The fact is, he is and he isn't. He's part of the family, but the family - four people sharing the same house day after day - doesn't exist anymore. We are reminded of that by how often the phone doesn't ring these days and by the freezer still crammed with chicken and sausage and hamburger that have been sitting there for ... how long? A couple of months? A couple of years?

The "play meat," as we called it, was a diversionary stash to keep teenage carnivores from devouring the planned dinner entree during their usual late-afternoon feeding frenzy. We haven't needed play meat in ages. So do we throw it out? Or keep it on hand until it petrifies and becomes a reminder of the Stone Age, when adolescent saber-tooths prowled the premises?

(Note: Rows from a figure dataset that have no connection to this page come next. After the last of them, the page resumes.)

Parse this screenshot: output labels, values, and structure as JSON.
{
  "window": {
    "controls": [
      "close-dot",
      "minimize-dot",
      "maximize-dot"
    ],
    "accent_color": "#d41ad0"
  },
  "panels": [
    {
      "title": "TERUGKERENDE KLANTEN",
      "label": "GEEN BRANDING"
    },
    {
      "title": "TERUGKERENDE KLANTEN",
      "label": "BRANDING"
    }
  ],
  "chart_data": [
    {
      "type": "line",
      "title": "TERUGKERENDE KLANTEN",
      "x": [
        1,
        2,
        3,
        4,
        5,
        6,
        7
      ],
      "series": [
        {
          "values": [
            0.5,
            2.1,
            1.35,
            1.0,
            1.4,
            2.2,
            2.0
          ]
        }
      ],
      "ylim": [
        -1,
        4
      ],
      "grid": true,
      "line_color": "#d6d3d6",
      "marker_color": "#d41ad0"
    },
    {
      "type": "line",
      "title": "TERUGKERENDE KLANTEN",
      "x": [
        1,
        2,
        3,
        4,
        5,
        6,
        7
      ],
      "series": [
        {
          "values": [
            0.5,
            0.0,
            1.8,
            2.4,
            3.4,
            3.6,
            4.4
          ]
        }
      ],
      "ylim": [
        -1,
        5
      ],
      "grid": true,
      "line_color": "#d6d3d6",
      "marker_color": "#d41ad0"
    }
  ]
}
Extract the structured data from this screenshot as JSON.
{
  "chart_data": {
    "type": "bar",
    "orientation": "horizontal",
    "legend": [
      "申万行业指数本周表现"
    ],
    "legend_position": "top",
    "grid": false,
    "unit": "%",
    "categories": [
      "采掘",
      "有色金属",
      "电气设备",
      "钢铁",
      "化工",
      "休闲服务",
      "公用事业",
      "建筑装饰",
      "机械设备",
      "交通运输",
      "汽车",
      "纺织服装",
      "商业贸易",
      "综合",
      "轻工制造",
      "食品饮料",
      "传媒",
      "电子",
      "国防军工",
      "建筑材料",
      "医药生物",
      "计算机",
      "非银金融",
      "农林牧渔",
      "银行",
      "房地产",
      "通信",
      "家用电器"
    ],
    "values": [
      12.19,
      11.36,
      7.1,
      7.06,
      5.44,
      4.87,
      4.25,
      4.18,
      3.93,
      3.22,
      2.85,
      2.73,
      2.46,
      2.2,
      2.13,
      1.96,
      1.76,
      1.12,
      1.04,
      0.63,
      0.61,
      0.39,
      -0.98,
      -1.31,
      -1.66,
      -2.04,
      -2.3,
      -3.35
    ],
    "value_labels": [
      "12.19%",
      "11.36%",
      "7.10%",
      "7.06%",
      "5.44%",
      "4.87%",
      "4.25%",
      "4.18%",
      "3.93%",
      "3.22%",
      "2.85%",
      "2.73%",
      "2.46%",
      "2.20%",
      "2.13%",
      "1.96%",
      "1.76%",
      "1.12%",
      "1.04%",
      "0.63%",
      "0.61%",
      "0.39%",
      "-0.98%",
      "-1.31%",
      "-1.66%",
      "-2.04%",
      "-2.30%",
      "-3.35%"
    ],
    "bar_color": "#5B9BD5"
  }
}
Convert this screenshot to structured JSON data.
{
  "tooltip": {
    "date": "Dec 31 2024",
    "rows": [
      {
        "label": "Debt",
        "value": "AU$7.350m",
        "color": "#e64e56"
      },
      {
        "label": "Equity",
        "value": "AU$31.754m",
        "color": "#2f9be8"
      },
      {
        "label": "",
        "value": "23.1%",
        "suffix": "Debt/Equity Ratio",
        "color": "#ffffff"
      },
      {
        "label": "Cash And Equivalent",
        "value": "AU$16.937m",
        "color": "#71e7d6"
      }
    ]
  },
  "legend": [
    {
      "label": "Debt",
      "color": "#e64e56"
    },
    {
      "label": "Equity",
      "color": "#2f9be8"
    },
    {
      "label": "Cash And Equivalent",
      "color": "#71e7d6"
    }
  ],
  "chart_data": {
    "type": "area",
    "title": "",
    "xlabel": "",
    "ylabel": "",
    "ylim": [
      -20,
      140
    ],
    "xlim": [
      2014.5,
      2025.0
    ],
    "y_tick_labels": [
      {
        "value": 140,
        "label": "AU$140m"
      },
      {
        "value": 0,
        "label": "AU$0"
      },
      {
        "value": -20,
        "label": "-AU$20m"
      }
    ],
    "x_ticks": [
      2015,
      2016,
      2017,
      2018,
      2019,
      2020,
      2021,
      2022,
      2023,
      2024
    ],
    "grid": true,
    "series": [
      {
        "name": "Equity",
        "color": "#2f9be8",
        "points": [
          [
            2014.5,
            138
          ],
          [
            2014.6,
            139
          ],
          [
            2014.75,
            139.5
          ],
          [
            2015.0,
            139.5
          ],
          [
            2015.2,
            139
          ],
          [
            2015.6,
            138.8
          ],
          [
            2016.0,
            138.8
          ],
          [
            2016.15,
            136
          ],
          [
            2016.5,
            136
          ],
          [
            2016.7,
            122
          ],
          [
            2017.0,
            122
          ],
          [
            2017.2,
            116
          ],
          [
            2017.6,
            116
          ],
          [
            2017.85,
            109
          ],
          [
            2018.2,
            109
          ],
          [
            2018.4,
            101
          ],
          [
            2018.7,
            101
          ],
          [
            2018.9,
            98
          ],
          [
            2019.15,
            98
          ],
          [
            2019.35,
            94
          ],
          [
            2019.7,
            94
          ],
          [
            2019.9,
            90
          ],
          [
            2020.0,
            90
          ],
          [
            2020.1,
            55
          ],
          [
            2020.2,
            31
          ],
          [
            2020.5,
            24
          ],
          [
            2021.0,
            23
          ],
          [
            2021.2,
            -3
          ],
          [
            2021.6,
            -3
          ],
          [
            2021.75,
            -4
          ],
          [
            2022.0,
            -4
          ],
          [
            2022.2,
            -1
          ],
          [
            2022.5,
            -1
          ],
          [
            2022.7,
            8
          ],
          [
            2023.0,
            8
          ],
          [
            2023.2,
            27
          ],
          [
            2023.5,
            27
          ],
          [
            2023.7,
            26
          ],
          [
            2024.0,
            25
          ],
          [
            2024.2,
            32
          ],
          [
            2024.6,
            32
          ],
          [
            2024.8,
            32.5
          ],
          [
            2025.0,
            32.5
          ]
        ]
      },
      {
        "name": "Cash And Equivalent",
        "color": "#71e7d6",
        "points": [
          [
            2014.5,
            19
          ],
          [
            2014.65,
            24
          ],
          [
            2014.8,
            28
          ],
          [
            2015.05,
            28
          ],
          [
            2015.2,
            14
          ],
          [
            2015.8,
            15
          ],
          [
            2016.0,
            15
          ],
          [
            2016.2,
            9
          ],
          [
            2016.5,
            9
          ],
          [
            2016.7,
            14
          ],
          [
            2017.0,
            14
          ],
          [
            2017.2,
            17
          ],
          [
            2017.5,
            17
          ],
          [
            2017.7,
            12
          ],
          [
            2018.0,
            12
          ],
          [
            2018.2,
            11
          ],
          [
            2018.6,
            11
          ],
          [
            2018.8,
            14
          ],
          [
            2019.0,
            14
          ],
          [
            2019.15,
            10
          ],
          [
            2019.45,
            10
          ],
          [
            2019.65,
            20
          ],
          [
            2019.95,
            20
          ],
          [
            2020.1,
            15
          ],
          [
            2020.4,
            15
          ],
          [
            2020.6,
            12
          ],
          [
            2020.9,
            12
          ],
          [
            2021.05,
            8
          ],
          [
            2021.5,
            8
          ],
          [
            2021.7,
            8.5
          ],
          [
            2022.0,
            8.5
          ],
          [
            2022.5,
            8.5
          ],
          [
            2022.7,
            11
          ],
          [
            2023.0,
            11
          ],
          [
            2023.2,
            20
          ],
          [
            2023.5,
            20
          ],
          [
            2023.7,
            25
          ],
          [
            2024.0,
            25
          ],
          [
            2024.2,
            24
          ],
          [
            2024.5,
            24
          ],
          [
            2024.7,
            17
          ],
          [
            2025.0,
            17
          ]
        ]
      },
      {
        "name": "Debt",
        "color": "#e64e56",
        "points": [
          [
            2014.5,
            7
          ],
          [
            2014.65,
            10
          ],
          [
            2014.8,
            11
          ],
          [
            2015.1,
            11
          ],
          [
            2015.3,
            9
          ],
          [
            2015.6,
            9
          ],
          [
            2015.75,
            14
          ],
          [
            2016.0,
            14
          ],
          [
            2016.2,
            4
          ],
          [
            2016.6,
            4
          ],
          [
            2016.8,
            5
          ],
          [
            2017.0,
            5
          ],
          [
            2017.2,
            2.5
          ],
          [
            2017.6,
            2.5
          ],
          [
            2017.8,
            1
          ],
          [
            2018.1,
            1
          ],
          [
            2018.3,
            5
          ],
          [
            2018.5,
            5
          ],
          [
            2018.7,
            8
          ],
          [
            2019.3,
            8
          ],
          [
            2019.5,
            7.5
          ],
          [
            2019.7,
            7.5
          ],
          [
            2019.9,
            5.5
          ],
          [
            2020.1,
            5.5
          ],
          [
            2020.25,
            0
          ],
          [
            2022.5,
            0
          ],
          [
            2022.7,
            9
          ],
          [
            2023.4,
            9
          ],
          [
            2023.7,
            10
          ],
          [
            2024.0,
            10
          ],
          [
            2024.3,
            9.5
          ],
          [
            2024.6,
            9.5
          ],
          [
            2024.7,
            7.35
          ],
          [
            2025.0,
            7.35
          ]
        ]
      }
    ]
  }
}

When the nest begins to empty, something as basic as cleaning out the fridge takes on end-of-an-era overtones. You can almost hear a somber voice giving a "Requiem for a Sugar Pops box": "We shall not see its like again ..."

This is all normal and logical, my wife and I keep telling each other. Our son needed a bed for his new apartment; it made sense to take his with him. We needed a place for the computer and all its accouterments. In fact, our older son moved them in himself before he left.

Still, there are times when the changeover seems like an eviction notice. Even if the room is filled with your mementos, if you don't have a bed to sleep in, you're a guest. When our son came home for the holidays, he slept on the pullout sofa downstairs.

He didn't mind; he's crashed in less comfortable venues. And he says he likes how his bedroom has been transformed. "Just one thing," said the man from Chicago. "You might want to put a futon in here."